Infiltração das facções no poder público é observada pela Polícia Civil

“Nós temos 417 municípios e diversas candidaturas a vereadores e outros cargos. É óbvio que a gente não pode acompanhar cada um desses candidatos, porque a quantidade é grande, mas quando nós temos algum indicativo ou alguma denúncia, começamos a fazer um processo, sim, de investigação, e nós temos uma tratativa ótima com o Tribunal Regional Eleitoral. Então, se detecta que tem alguma coisa, seja na prestação de contas, seja em algum informe de inteligência, que aquele indivíduo pode estar envolvido com um evento criminoso, nós começamos o processo de investigação. Mas é óbvio que a gente só pode agir quando a gente tem alguma coisa concreta. Se isso for confirmado, aí sim. A gente pode inclusive pedir a prisão ou encaminhar as informações, para ver se cabe algum tipo de impugnação à candidatura”.
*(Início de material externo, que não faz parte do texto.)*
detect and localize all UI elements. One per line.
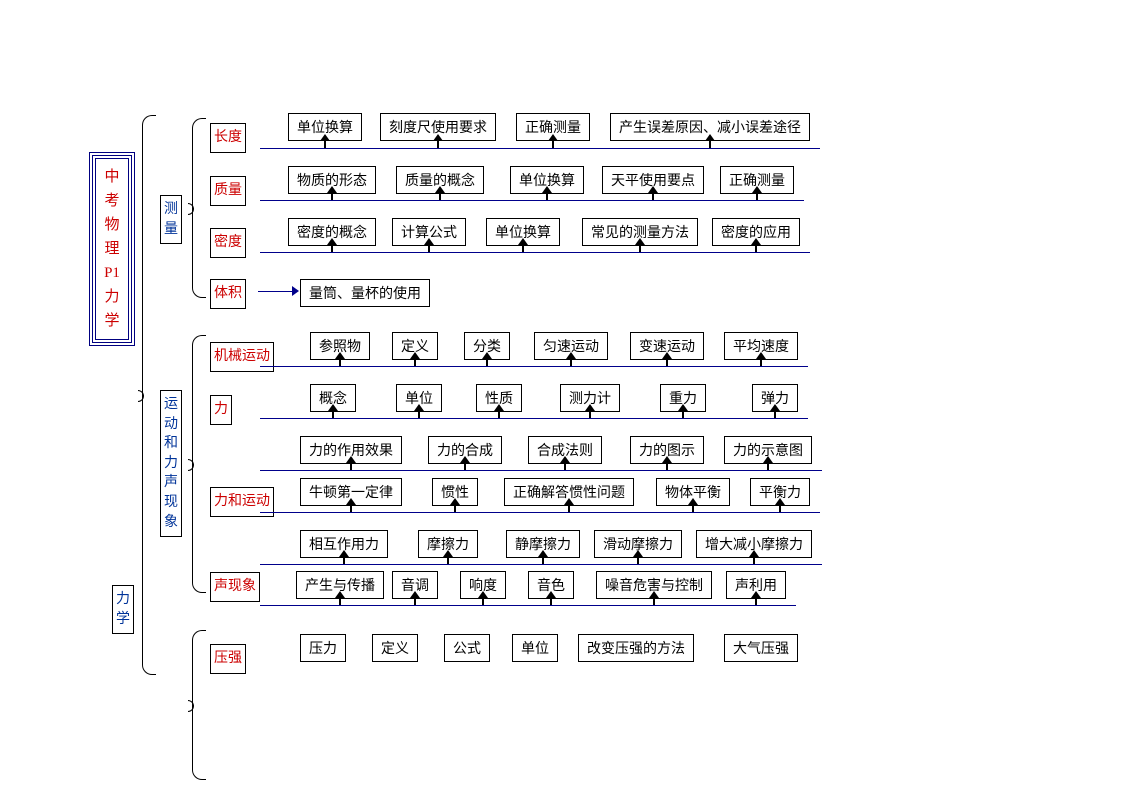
- row-connector: [260, 418, 808, 419]
- up-arrow: [752, 186, 762, 193]
- row-connector: [260, 252, 810, 253]
- subcat-sound: 声现象: [210, 572, 260, 602]
- subcat-kinematics: 机械运动: [210, 342, 274, 372]
- up-arrow: [751, 238, 761, 245]
- up-arrow: [410, 591, 420, 598]
- up-arrow: [560, 456, 570, 463]
- root-title: 中考 物理 P1力 学: [92, 155, 132, 343]
- up-arrow: [749, 550, 759, 557]
- up-arrow: [662, 352, 672, 359]
- category-mechanics: 力学: [112, 585, 134, 634]
- up-arrow: [335, 352, 345, 359]
- row-connector: [260, 512, 820, 513]
- up-arrow: [320, 134, 330, 141]
- up-arrow: [460, 456, 470, 463]
- leaf-node: 压力: [300, 634, 346, 662]
- up-arrow: [346, 498, 356, 505]
- subcat-force: 力: [210, 395, 232, 425]
- up-arrow: [705, 134, 715, 141]
- subcat-density: 密度: [210, 228, 246, 258]
- leaf-node: 定义: [372, 634, 418, 662]
- brace-measure: [192, 118, 206, 298]
- up-arrow: [662, 456, 672, 463]
- brace-root: [142, 115, 156, 675]
- subcat-pressure: 压强: [210, 644, 246, 674]
- row-connector: [260, 470, 822, 471]
- up-arrow: [763, 456, 773, 463]
- up-arrow: [564, 498, 574, 505]
- up-arrow: [482, 352, 492, 359]
- up-arrow: [450, 498, 460, 505]
- leaf-node: 公式: [444, 634, 490, 662]
- leaf-node: 改变压强的方法: [578, 634, 694, 662]
- up-arrow: [424, 238, 434, 245]
- category-measure: 测量: [160, 195, 182, 244]
- up-arrow: [648, 186, 658, 193]
- subcat-volume: 体积: [210, 279, 246, 309]
- up-arrow: [756, 352, 766, 359]
- up-arrow: [327, 186, 337, 193]
- up-arrow: [339, 550, 349, 557]
- row-connector: [260, 148, 820, 149]
- row-connector: [260, 605, 796, 606]
- brace-mech: [192, 630, 206, 780]
- up-arrow: [548, 134, 558, 141]
- up-arrow: [585, 404, 595, 411]
- diagram-stage: { "type": "tree", "colors": { "backgroun…: [0, 0, 1122, 793]
- brace-motion: [192, 335, 206, 593]
- up-arrow: [518, 238, 528, 245]
- up-arrow: [635, 238, 645, 245]
- leaf-node: 量筒、量杯的使用: [300, 279, 430, 307]
- up-arrow: [751, 591, 761, 598]
- row-connector: [260, 200, 804, 201]
- up-arrow: [478, 591, 488, 598]
- up-arrow: [649, 591, 659, 598]
- up-arrow: [328, 404, 338, 411]
- subcat-mass: 质量: [210, 176, 246, 206]
- up-arrow: [335, 591, 345, 598]
- up-arrow: [433, 134, 443, 141]
- volume-arrow: [258, 291, 292, 292]
- up-arrow: [775, 498, 785, 505]
- leaf-node: 单位: [512, 634, 558, 662]
- up-arrow: [542, 186, 552, 193]
- up-arrow: [435, 186, 445, 193]
- up-arrow: [538, 550, 548, 557]
- up-arrow: [770, 404, 780, 411]
- category-motion: 运动 和力 声 现象: [160, 390, 182, 537]
- up-arrow: [688, 498, 698, 505]
- up-arrow: [566, 352, 576, 359]
- row-connector: [260, 564, 822, 565]
- leaf-node: 大气压强: [724, 634, 798, 662]
- up-arrow: [346, 456, 356, 463]
- volume-arrow-head: [292, 286, 299, 296]
- up-arrow: [678, 404, 688, 411]
- up-arrow: [546, 591, 556, 598]
- subcat-length: 长度: [210, 123, 246, 153]
- up-arrow: [633, 550, 643, 557]
- up-arrow: [494, 404, 504, 411]
- row-connector: [260, 366, 808, 367]
- up-arrow: [443, 550, 453, 557]
- up-arrow: [327, 238, 337, 245]
- up-arrow: [414, 404, 424, 411]
- up-arrow: [410, 352, 420, 359]
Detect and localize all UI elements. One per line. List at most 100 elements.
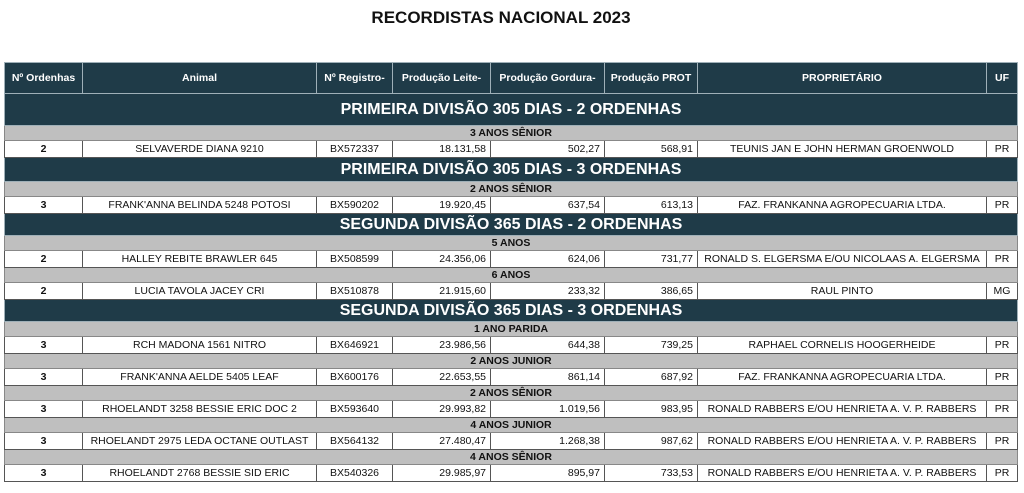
- record-cell: FRANK'ANNA AELDE 5405 LEAF: [82, 368, 317, 386]
- category-row: 2 ANOS SÊNIOR: [4, 181, 1018, 197]
- record-cell: 21.915,60: [392, 282, 491, 300]
- record-cell: 3: [4, 196, 83, 214]
- header-row: Nº Ordenhas Animal Nº Registro- Produção Le…: [4, 62, 1018, 94]
- record-cell: 983,95: [604, 400, 698, 418]
- record-cell: BX572337: [316, 140, 393, 158]
- column-header: Nº Registro-: [316, 62, 393, 94]
- record-cell: 895,97: [490, 464, 605, 482]
- record-cell: 18.131,58: [392, 140, 491, 158]
- category-label: 2 ANOS JUNIOR: [4, 353, 1018, 369]
- division-row: PRIMEIRA DIVISÃO 305 DIAS - 2 ORDENHAS: [4, 93, 1018, 126]
- record-cell: PR: [986, 336, 1018, 354]
- record-cell: 3: [4, 464, 83, 482]
- record-cell: RAPHAEL CORNELIS HOOGERHEIDE: [697, 336, 987, 354]
- record-cell: 23.986,56: [392, 336, 491, 354]
- record-cell: RONALD RABBERS E/OU HENRIETA A. V. P. RA…: [697, 464, 987, 482]
- record-cell: PR: [986, 250, 1018, 268]
- record-row: 2 HALLEY REBITE BRAWLER 645 BX508599 24.356…: [4, 250, 1018, 268]
- record-row: 3 RHOELANDT 2975 LEDA OCTANE OUTLAST BX564…: [4, 432, 1018, 450]
- category-label: 5 ANOS: [4, 235, 1018, 251]
- record-cell: 613,13: [604, 196, 698, 214]
- column-header: Produção PROT: [604, 62, 698, 94]
- record-row: 3 RCH MADONA 1561 NITRO BX646921 23.986,56 6…: [4, 336, 1018, 354]
- category-row: 4 ANOS SÊNIOR: [4, 449, 1018, 465]
- record-row: 3 FRANK'ANNA BELINDA 5248 POTOSI BX590202 1…: [4, 196, 1018, 214]
- record-cell: RONALD RABBERS E/OU HENRIETA A. V. P. RA…: [697, 432, 987, 450]
- division-row: SEGUNDA DIVISÃO 365 DIAS - 2 ORDENHAS: [4, 213, 1018, 236]
- category-row: 4 ANOS JUNIOR: [4, 417, 1018, 433]
- column-header: Nº Ordenhas: [4, 62, 83, 94]
- category-row: 3 ANOS SÊNIOR: [4, 125, 1018, 141]
- record-cell: 233,32: [490, 282, 605, 300]
- record-cell: 731,77: [604, 250, 698, 268]
- division-title: SEGUNDA DIVISÃO 365 DIAS - 2 ORDENHAS: [4, 213, 1018, 236]
- record-cell: 568,91: [604, 140, 698, 158]
- column-header: PROPRIETÁRIO: [697, 62, 987, 94]
- category-label: 6 ANOS: [4, 267, 1018, 283]
- record-cell: 3: [4, 432, 83, 450]
- category-label: 4 ANOS SÊNIOR: [4, 449, 1018, 465]
- record-cell: PR: [986, 196, 1018, 214]
- record-cell: 29.993,82: [392, 400, 491, 418]
- record-cell: 739,25: [604, 336, 698, 354]
- column-header: Produção Leite-: [392, 62, 491, 94]
- record-cell: HALLEY REBITE BRAWLER 645: [82, 250, 317, 268]
- record-cell: BX508599: [316, 250, 393, 268]
- record-cell: BX590202: [316, 196, 393, 214]
- record-cell: 733,53: [604, 464, 698, 482]
- category-row: 6 ANOS: [4, 267, 1018, 283]
- page-title: RECORDISTAS NACIONAL 2023: [371, 8, 631, 27]
- record-cell: 3: [4, 368, 83, 386]
- category-label: 3 ANOS SÊNIOR: [4, 125, 1018, 141]
- record-row: 3 FRANK'ANNA AELDE 5405 LEAF BX600176 22.65…: [4, 368, 1018, 386]
- record-cell: RAUL PINTO: [697, 282, 987, 300]
- record-row: 3 RHOELANDT 3258 BESSIE ERIC DOC 2 BX59364…: [4, 400, 1018, 418]
- record-cell: FAZ. FRANKANNA AGROPECUARIA LTDA.: [697, 196, 987, 214]
- record-cell: 1.019,56: [490, 400, 605, 418]
- record-cell: 502,27: [490, 140, 605, 158]
- record-cell: PR: [986, 432, 1018, 450]
- category-label: 1 ANO PARIDA: [4, 321, 1018, 337]
- record-cell: FAZ. FRANKANNA AGROPECUARIA LTDA.: [697, 368, 987, 386]
- table-body: PRIMEIRA DIVISÃO 305 DIAS - 2 ORDENHAS 3 …: [4, 93, 1018, 482]
- division-title: SEGUNDA DIVISÃO 365 DIAS - 3 ORDENHAS: [4, 299, 1018, 322]
- category-label: 2 ANOS SÊNIOR: [4, 385, 1018, 401]
- record-cell: RHOELANDT 2768 BESSIE SID ERIC: [82, 464, 317, 482]
- record-cell: 637,54: [490, 196, 605, 214]
- column-header: Animal: [82, 62, 317, 94]
- record-cell: 3: [4, 400, 83, 418]
- record-row: 2 LUCIA TAVOLA JACEY CRI BX510878 21.915,60…: [4, 282, 1018, 300]
- record-cell: FRANK'ANNA BELINDA 5248 POTOSI: [82, 196, 317, 214]
- record-row: 3 RHOELANDT 2768 BESSIE SID ERIC BX540326 2…: [4, 464, 1018, 482]
- record-cell: 29.985,97: [392, 464, 491, 482]
- record-cell: PR: [986, 400, 1018, 418]
- records-table: Nº Ordenhas Animal Nº Registro- Produção Le…: [4, 62, 1018, 482]
- record-cell: RONALD S. ELGERSMA E/OU NICOLAAS A. ELGE…: [697, 250, 987, 268]
- record-cell: BX564132: [316, 432, 393, 450]
- division-row: SEGUNDA DIVISÃO 365 DIAS - 3 ORDENHAS: [4, 299, 1018, 322]
- category-label: 2 ANOS SÊNIOR: [4, 181, 1018, 197]
- record-cell: 861,14: [490, 368, 605, 386]
- record-cell: 2: [4, 282, 83, 300]
- record-cell: 987,62: [604, 432, 698, 450]
- category-row: 5 ANOS: [4, 235, 1018, 251]
- record-cell: RHOELANDT 2975 LEDA OCTANE OUTLAST: [82, 432, 317, 450]
- record-cell: 27.480,47: [392, 432, 491, 450]
- record-cell: MG: [986, 282, 1018, 300]
- record-cell: 19.920,45: [392, 196, 491, 214]
- column-header: Produção Gordura-: [490, 62, 605, 94]
- record-cell: RHOELANDT 3258 BESSIE ERIC DOC 2: [82, 400, 317, 418]
- column-header: UF: [986, 62, 1018, 94]
- division-title: PRIMEIRA DIVISÃO 305 DIAS - 3 ORDENHAS: [4, 157, 1018, 182]
- record-cell: 687,92: [604, 368, 698, 386]
- category-row: 2 ANOS SÊNIOR: [4, 385, 1018, 401]
- record-cell: 386,65: [604, 282, 698, 300]
- record-cell: TEUNIS JAN E JOHN HERMAN GROENWOLD: [697, 140, 987, 158]
- record-cell: BX600176: [316, 368, 393, 386]
- record-cell: RCH MADONA 1561 NITRO: [82, 336, 317, 354]
- category-row: 2 ANOS JUNIOR: [4, 353, 1018, 369]
- record-cell: PR: [986, 140, 1018, 158]
- record-cell: RONALD RABBERS E/OU HENRIETA A. V. P. RA…: [697, 400, 987, 418]
- record-cell: BX593640: [316, 400, 393, 418]
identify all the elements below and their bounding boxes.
“Mas a nossa preocupação com relação a isso, a possibilidade do Crime Organizado estar presente em nosso viés político, é muito delicada, porque ele decide as nossas vidas, as nossas leis, né? Por isso que é tão importante investimento que a Polícia Civil vem fazendo na questão da tecnologia, na inteligência policial, porque é ele que vai dar para a gente os indicativos de que aquele indivíduo que se apresenta como um ‘bom cidadão’, como um pretenso candidato a vereador, a prefeito, tenha algum tipo de conexão ou esteja sendo financiado por alguma organização criminosa. Mas também é óbvio que isso não é uma investigação simples. Ela é complexa. Demanda tempo. Já aconteceu uma situação aqui na Bahia, que houve a eleição de um deputado, e só depois de algum tempo uma operação da Polícia Federal conseguiu fazer provar que ele tinha conexões com o crime organizado”.

Concurso da Polícia Civil da Bahia com 1 mil vagas para 2025

“Ainda não há novidades [de quando deve sair o edital], mas fica no desejo da Delegada-Geral que seja no primeiro semestre, até porque o nosso concurso demora em média dois anos entre a realização de todas as etapas e a nomeação dos colegas. Mas não posso confirmar isso realmente, porque espero o aval do nosso Governador e da Secretaria de Administração. O pedido da delegada-geral é de que seja para o primeiro semestre”.